The Japanese Landscape at Kew

Japanese Landscape

A highly manicured landscape comprised of three garden areas and created to complement the Chokushi-Mon (Japanese Gateway).

History and planting

The landscape was laid out in 1996 following restoration of the Japanese Gateway. In designing it, Professor Fukuhara of Osaka University adapted garden styles from the Momayama period when the original gateway in Japan was built.

With its highly manicured appearance, the Japanese Landscape contrasts strongly with the more natural-looking woodland areas nearby. 

The landscape comprises three garden areas.


The main entrance leads into the Garden of Peace, a tranquil area reminiscent of a traditional Japanese tea garden. Here, paths pass between stone lanterns and a dripping water basin.

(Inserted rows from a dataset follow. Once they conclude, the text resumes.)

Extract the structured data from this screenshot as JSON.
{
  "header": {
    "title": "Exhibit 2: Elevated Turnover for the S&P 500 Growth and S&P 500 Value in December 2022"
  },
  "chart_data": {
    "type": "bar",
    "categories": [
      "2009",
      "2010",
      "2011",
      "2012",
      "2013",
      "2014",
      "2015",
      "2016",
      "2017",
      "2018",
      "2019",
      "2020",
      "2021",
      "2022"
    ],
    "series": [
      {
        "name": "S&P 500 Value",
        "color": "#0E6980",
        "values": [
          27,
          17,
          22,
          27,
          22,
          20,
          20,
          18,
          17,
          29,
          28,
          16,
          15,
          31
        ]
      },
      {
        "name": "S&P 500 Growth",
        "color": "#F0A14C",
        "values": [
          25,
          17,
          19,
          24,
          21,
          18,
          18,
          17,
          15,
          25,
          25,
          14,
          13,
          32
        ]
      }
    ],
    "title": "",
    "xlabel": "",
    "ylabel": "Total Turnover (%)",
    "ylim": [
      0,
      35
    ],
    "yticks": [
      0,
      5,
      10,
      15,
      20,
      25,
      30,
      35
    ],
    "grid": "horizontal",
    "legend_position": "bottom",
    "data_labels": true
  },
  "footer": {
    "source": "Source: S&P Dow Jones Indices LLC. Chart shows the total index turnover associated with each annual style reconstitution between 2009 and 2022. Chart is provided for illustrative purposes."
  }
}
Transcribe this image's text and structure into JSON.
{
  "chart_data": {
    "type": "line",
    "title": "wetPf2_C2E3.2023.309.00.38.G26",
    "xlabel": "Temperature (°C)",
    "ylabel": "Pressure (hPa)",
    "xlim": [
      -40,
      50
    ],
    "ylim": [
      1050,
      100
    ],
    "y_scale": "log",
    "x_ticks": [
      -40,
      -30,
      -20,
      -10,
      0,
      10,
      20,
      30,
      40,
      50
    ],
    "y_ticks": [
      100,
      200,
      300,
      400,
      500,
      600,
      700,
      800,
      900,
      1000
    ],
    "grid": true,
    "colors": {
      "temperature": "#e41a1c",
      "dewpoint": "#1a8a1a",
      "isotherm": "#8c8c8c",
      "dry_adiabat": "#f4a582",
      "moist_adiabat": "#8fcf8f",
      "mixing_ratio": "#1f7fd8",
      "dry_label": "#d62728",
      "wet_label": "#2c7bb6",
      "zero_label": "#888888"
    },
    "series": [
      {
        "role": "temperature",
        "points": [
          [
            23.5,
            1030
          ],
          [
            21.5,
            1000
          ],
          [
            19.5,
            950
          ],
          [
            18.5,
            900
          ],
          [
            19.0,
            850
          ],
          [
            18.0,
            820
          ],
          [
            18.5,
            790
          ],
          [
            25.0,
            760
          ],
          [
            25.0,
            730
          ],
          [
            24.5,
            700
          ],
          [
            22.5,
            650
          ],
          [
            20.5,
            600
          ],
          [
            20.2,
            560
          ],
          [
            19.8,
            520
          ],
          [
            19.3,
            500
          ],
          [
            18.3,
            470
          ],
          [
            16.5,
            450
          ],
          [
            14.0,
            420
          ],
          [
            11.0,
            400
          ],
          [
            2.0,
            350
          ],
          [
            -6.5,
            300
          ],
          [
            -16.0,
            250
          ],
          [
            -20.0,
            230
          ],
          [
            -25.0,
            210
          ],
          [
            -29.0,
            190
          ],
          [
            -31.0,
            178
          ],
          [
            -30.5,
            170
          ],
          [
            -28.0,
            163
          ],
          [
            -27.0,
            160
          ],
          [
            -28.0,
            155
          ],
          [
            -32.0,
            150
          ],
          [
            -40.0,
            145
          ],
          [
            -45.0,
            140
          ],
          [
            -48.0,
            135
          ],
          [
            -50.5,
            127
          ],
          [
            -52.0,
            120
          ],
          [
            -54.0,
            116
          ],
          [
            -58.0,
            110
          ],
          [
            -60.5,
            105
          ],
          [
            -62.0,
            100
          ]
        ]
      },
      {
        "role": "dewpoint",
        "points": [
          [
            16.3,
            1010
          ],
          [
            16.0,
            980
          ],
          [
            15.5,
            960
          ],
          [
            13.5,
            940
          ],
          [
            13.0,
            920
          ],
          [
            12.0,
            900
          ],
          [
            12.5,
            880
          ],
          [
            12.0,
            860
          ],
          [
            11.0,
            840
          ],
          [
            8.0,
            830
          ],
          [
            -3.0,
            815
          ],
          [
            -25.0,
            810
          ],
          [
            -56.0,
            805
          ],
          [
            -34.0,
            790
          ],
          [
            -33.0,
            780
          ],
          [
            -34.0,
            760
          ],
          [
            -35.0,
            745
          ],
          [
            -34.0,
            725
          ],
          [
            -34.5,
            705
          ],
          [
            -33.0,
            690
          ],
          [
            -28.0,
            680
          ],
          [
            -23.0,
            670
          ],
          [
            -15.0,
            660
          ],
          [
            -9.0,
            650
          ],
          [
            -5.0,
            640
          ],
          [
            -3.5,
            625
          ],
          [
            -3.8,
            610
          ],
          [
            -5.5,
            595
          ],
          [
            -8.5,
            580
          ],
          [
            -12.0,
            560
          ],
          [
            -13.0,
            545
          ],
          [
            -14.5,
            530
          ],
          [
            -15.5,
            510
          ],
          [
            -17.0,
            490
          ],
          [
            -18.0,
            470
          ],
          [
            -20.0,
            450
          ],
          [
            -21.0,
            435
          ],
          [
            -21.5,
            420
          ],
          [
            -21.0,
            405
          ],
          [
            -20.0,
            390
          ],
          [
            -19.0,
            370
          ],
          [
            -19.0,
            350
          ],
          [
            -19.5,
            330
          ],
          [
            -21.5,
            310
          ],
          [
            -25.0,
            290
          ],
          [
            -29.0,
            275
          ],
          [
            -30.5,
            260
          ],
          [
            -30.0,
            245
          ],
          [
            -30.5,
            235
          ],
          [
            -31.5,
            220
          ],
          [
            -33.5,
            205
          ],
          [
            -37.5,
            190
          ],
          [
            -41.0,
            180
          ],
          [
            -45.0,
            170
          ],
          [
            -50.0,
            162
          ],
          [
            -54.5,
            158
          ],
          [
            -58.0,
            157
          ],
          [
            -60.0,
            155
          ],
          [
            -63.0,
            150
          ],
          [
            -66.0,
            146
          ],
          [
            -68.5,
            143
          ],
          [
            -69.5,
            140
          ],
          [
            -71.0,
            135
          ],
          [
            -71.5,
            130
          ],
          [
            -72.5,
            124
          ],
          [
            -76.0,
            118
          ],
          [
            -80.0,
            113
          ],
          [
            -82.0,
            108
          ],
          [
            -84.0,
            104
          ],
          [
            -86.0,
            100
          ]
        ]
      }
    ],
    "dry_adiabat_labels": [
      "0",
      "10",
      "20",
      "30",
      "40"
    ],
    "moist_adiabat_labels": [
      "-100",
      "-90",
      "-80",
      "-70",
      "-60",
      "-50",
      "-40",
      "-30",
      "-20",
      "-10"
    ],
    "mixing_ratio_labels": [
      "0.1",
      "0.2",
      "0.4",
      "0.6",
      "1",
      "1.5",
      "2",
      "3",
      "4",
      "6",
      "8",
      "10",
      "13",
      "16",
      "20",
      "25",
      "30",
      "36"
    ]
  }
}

The slope on the southern side of the Gateway is the Garden of Activity. This symbolises elements of the natural world, such as waterfalls, mountains and the sea. Here, raked gravel and large rocks represent the movement of water flowing and tumbling.


The Garden of Harmony links the Gardens of Peace and Activity. Here Japan’s mountain regions are represented by stones and rock outcrops, interplanted with shrubs. The plants include neatly clipped low-lying hedges of Rhododendron ‘Mothers’ Day’, and the Japanese anemone (Anemone x hybrida).


Japanese Gateway

Chokushi-Mon (Gateway of the Imperial Messenger) is a near replica of the Gate of Nishi Hongan-ji (Western Temple of the Original Vow) in Kyoto, Japan.

Created for the Japan-British Exhibition held at White City in London in 1910, The Japanese Gateway is built in the architectural style of the late-16th century Momoyama (or Japanese rococo) period.

The Gateway has finely carved woodwork with stylised flowers and animals, with the most intricately carved panels depicting an ancient Chinese legend about the devotion of a pupil to his master.